Suite à la privatisation des mines de chrome turques et à leur rachat en septembre 2004, Yildirim est aussi devenu le premier producteur mondial de minerai de chrome et deuxième plus grand producteur de ferrochrome à haut carbone. Des matières premières indispensables à plusieurs secteurs industriels : la sidérurgie, les aciers spéciaux, la galvanoplastie et l´industrie pharmaceutiques (pour l´insuline). Le transport maritime, activité marginale et récente, apparaît pourtant stratégique. Il y a dix ans, la famille crée sa filiale, Yil Mar Shipping & Trading, pour se donner la maîtrise de ses affrètements et se constituer une flotte. A ce jour, le groupe possède quatorze vraquiers et chimiquiers, et doit prendre réception de douze autres unités. S´y ajoute des activités de construction navale et de services portuaires, via sa filiale Yil Port & Containers Terminal, qui a repris en 2004 et 2005 les ports de Sedef et Alemdar, dans la baie d’Izmit.
Le conglomérat est aujourd´hui dirigé par les trois fils Yildirim : l´ainé Ali Riza (né en 1957), le cadet Yüksel (1960) et le benjamin, Mehmet (1963). Tous ont vu le jour à Sivas même ou dans ses environs immédiats. Chacun d´eux occupe une fonction bien définie dans cet empire composé de cinq divisions : le négoce avec Yildirim Foreign Trade, les combustibles solides (Yil Yak), les engrais et produits chimiques (Yil Fert), le chrome (Eti Krom) et enfin Yil Mar. Le tout est coiffé par une société holding, Yildirim Holding.

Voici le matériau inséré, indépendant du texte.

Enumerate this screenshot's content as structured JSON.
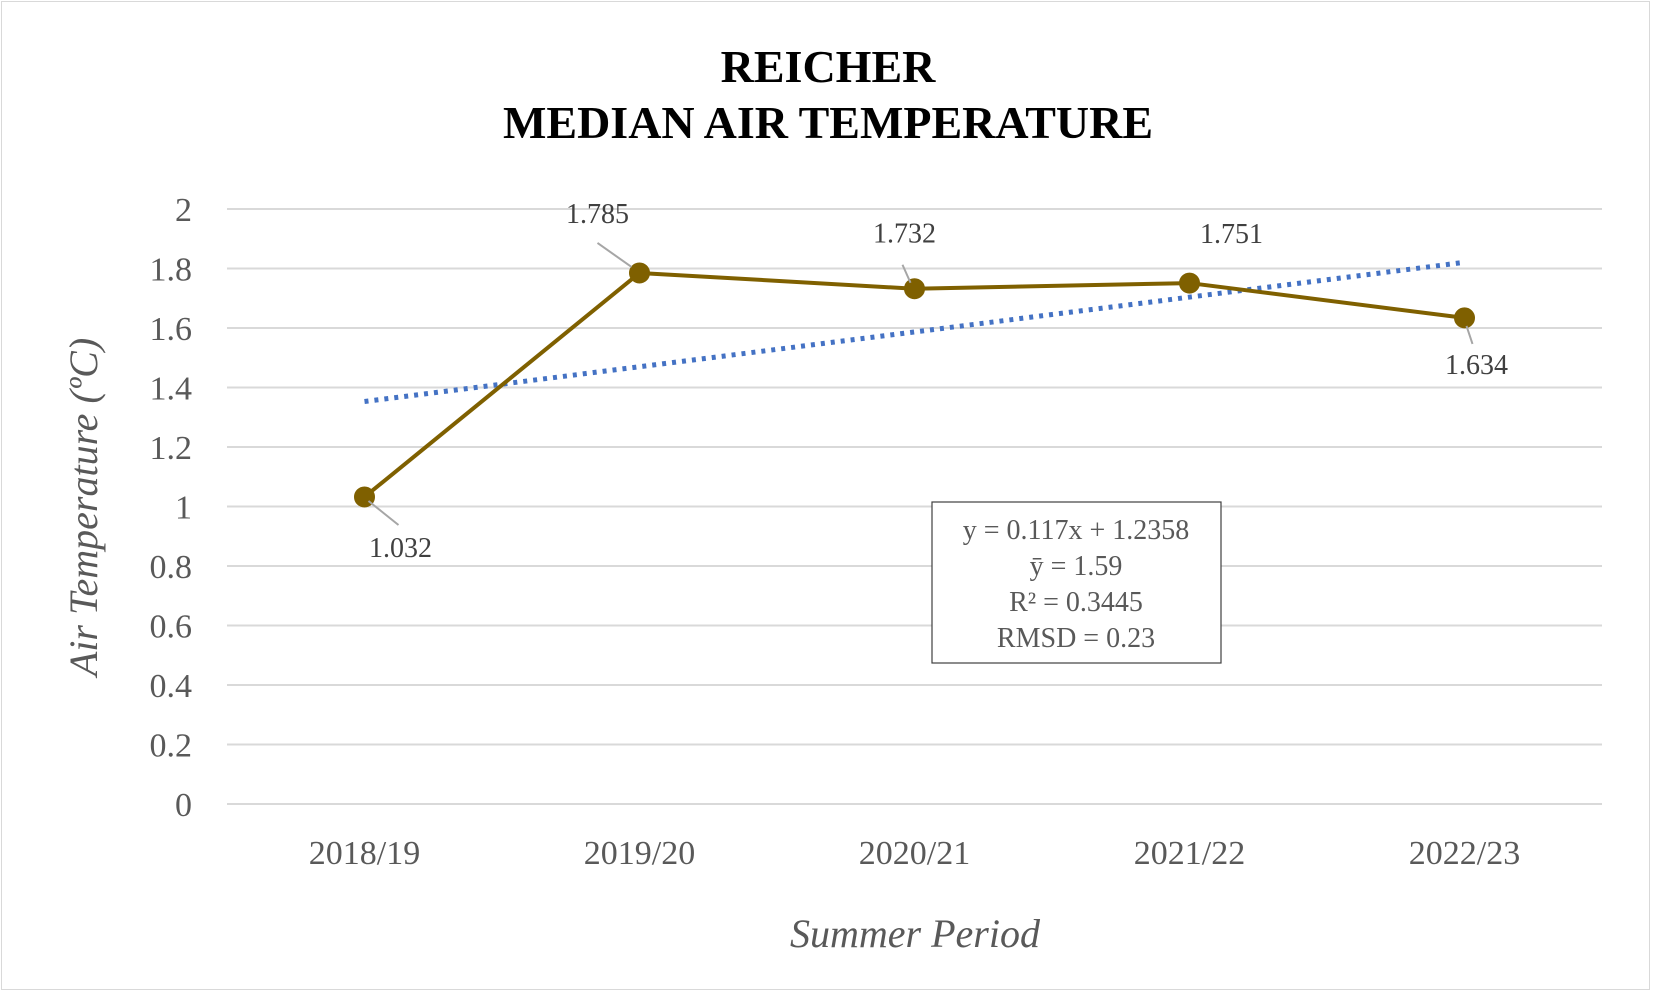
{
  "chart_data": {
    "type": "line",
    "title": [
      "REICHER",
      "MEDIAN AIR TEMPERATURE"
    ],
    "xlabel": "Summer Period",
    "ylabel": "Air Temperature (ºC)",
    "categories": [
      "2018/19",
      "2019/20",
      "2020/21",
      "2021/22",
      "2022/23"
    ],
    "series": [
      {
        "values": [
          1.032,
          1.785,
          1.732,
          1.751,
          1.634
        ],
        "data_labels": [
          "1.032",
          "1.785",
          "1.732",
          "1.751",
          "1.634"
        ],
        "color": "#7f6000"
      }
    ],
    "trendline": {
      "type": "linear",
      "slope": 0.117,
      "intercept": 1.2358,
      "color": "#4472c4",
      "style": "dotted"
    },
    "stats_box": [
      "y = 0.117x + 1.2358",
      "ȳ = 1.59",
      "R² = 0.3445",
      "RMSD = 0.23"
    ],
    "ylim": [
      0,
      2
    ],
    "yticks": [
      "0",
      "0.2",
      "0.4",
      "0.6",
      "0.8",
      "1",
      "1.2",
      "1.4",
      "1.6",
      "1.8",
      "2"
    ],
    "grid": true,
    "legend": "none"
  }
}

L´ainé, Ali est le patron des opérations de toutes ces activités sur le marché domestique, avec le titre de « chairman of the board ». Mehmet, le plus jeune, est vice président, responsable de la production et des investissements technologiques. Mais le dernier mot revient au cadet Yüksel, avec le titre de « chief operating officer » (CEO), autrement dit P-dg opérationnel. Il est aussi le seul des trois frères à avoir décroché un diplôme d´une université américaine (master de l´Oregon State University) et à pouvoir attester d´une expérience internationale : il a travaillé quatre ans pour le californien Paceco Corp, un des leaders mondiaux de la manutention portuaire.
L´espace d’une génération, l´entreprise familiale se sera transformée en un conglomérat employant 5 000 salariés, aux activités relativement intégrées et cohérentes, tournant autour des matières premières de leur négoce et des infrastructures nécessaires à ce négoce. Yildirim reste très discret sur ses finances. Tout au plus peut-on savoir sur le site web (www.yildirimholding.com) que le chiffre d´affaires annuel du groupe se compte en centaines de millions de dollars, sans autre précision.

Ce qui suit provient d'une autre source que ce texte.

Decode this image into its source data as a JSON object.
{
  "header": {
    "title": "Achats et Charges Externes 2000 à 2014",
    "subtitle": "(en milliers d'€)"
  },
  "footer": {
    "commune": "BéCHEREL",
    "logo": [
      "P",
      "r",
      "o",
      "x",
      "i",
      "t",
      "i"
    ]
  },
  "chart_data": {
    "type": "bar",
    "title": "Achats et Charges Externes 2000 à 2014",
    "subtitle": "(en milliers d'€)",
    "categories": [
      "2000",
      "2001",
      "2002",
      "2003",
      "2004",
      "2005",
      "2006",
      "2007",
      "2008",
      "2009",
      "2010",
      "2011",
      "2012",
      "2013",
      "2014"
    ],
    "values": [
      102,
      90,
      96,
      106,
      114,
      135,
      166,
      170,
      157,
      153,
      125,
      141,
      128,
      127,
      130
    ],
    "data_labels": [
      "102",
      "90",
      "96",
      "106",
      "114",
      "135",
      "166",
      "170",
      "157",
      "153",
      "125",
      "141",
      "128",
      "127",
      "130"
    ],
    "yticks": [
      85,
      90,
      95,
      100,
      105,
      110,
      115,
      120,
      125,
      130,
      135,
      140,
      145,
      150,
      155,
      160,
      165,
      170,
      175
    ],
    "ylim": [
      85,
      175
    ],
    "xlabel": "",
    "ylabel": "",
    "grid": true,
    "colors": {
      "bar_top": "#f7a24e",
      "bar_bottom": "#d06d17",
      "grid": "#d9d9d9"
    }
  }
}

Au final CMA CGM et Yildirim offrent des activités assez éloignées et présentent apparemment peu de synergies. Leur partenariat semble tenir autant à une opportunité financière qu´à une authentique entente entre les deux entreprises, qui ont une culture familiale orientale et méditerranéenne. Alors que Yildirim occupera trois sièges au conseil d´administration, le FSI (Fonds souverain d´investissement), qui est depuis un an à la manœuvre pour sauver l´armateur français, semble faire la grimace. Il est vrai que de son côté, le FSI ne souhaitait pas mettre plus de 150 millions d´euros (195 millions de dollars) sur la table.